Closed mschauer closed 1 year ago
It appears this issue is not as bad as I first thought.
In principle, the problem occurs if we have a vertex $x$ with a lot of non-compelled incoming edges and a lot of children $y$ (say each with in-degree 1, that is only having $x$ as parent).
Assume $x$ has $k$ non-compelled incoming edges and there are $l$ children of $x$. Then, we have a cost of $k \cdot l$ and only $k + l$ edges. Thus, its not clear the run-time is bounded by the number of edges anymore.
The thing is to get $k$ non-compelled incoming edges, those $k$ parent vertices have to form a clique. So we get another $O(k^2)$ edges and the above worst-case of doesn't seem to occur.
However, if you choose $k = O(\sqrt{l})$, we have $k\cdot k + k + l = O(l)$ edges, but run-time $k\cdot l = O(l \cdot \sqrt{l})$. So, the run-time can be $O(m \cdot \sqrt{m})$ for some instances, but I guess it can't be much worse than that.
function gen_graph(k)
g = SimpleDiGraph(k*k + k + 1)
for i = 1:k, j = (i+1):k
add_edge!(g, i, j)
end
for i = 1:k
add_edge!(g, i, k+1)
end
for i = 1:k*k
add_edge!(g, k+1, i+k+1)
end
return g
end
Called for $k=1000$ it seems noticably slower than an implementation, which only iterates over compelled parents (e.g. alt_cpdag(g) here: https://github.com/mwien/CausalInference.jl/blob/idalgorithms/src/cpdag.jl).
There is another catch though: the real problem is topological_sort_by_dfs
from the Julia Graphs Package. Unfortunately, the run-time of this function can be $O(n^2)$ even for sparse graphs. So I had to first replace this with a quick implementation of my own (https://github.com/mwien/CausalInference.jl/commit/e5ee3b033add48b32207236be857e32260a79a30).

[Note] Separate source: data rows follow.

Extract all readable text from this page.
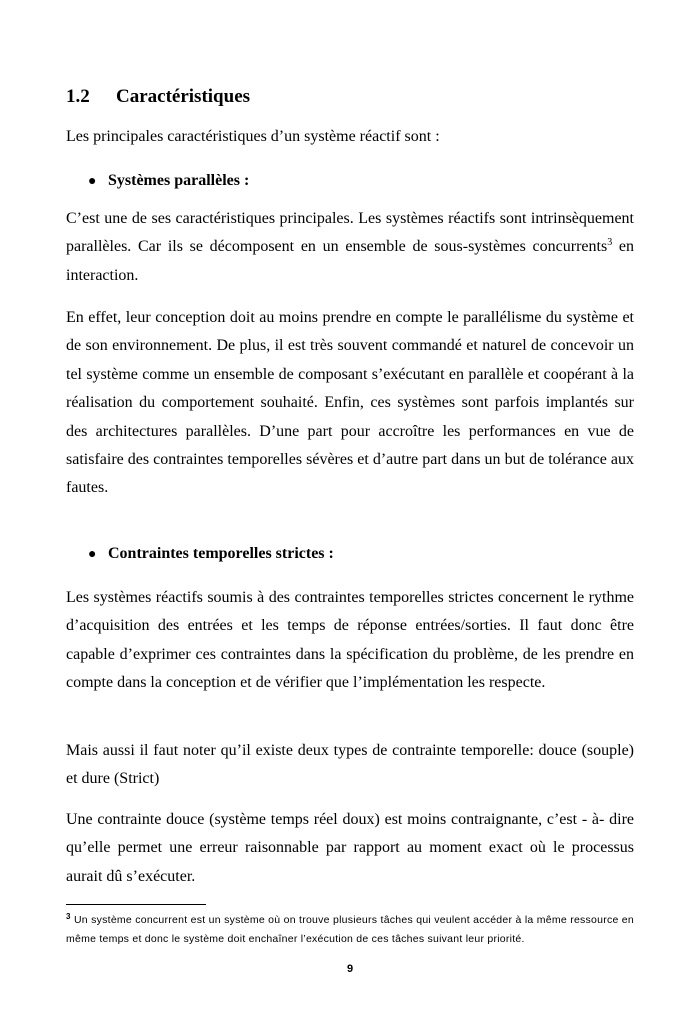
1.2 Caractéristiques
Les principales caractéristiques d’un système réactif sont :
● Systèmes parallèles :

C’est une de ses caractéristiques principales. Les systèmes réactifs sont intrinsèquement parallèles. Car ils se décomposent en un ensemble de sous-systèmes concurrents$^3$ en interaction.

En effet, leur conception doit au moins prendre en compte le parallélisme du système et de son environnement. De plus, il est très souvent commandé et naturel de concevoir un tel système comme un ensemble de composant s’exécutant en parallèle et coopérant à la réalisation du comportement souhaité. Enfin, ces systèmes sont parfois implantés sur des architectures parallèles. D’une part pour accroître les performances en vue de satisfaire des contraintes temporelles sévères et d’autre part dans un but de tolérance aux fautes.

● Contraintes temporelles strictes :

Les systèmes réactifs soumis à des contraintes temporelles strictes concernent le rythme d’acquisition des entrées et les temps de réponse entrées/sorties. Il faut donc être capable d’exprimer ces contraintes dans la spécification du problème, de les prendre en compte dans la conception et de vérifier que l’implémentation les respecte.

Mais aussi il faut noter qu’il existe deux types de contrainte temporelle: douce (souple) et dure (Strict)

Une contrainte douce (système temps réel doux) est moins contraignante, c’est - à- dire qu’elle permet une erreur raisonnable par rapport au moment exact où le processus aurait dû s’exécuter.

$^3$ Un système concurrent est un système où on trouve plusieurs tâches qui veulent accéder à la même ressource en même temps et donc le système doit enchaîner l’exécution de ces tâches suivant leur priorité.

9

Is this a problem with topological_sort_by_dfs
or our use case, in other words should we open an issue on Graphs.jl
?
We should open an issue. I'm trying to pinpoint the exact problem at the moment.
function gen_graph_dfs(k)
g = SimpleDiGraph(2*k+1)
for i = 1:k
add_edge!(g, i, 2*k+1)
add_edge!(g, 2*k+1, k+i)
end
return g
end
This is an even simpler example. E.g. if you run with k = 10^5 (that will give a 2*10^5+1 node graph) and then call topological_sort_by_dfs
it already takes a few seconds.
I think I got it now. This is the simplest possible example I think is:
function gen_graph_dfs(k)
g = SimpleDiGraph(k+1)
for i = 1:k
add_edge!(g, 1, i+1)
end
return g
end
The problem is that this loop (https://github.com/JuliaGraphs/Graphs.jl/blob/e5405d105e034ccb9396d30f86c26641ce94c504/src/traversals/dfs.jl#L97) goes through the neighbors of u over and over everytime starting at the first.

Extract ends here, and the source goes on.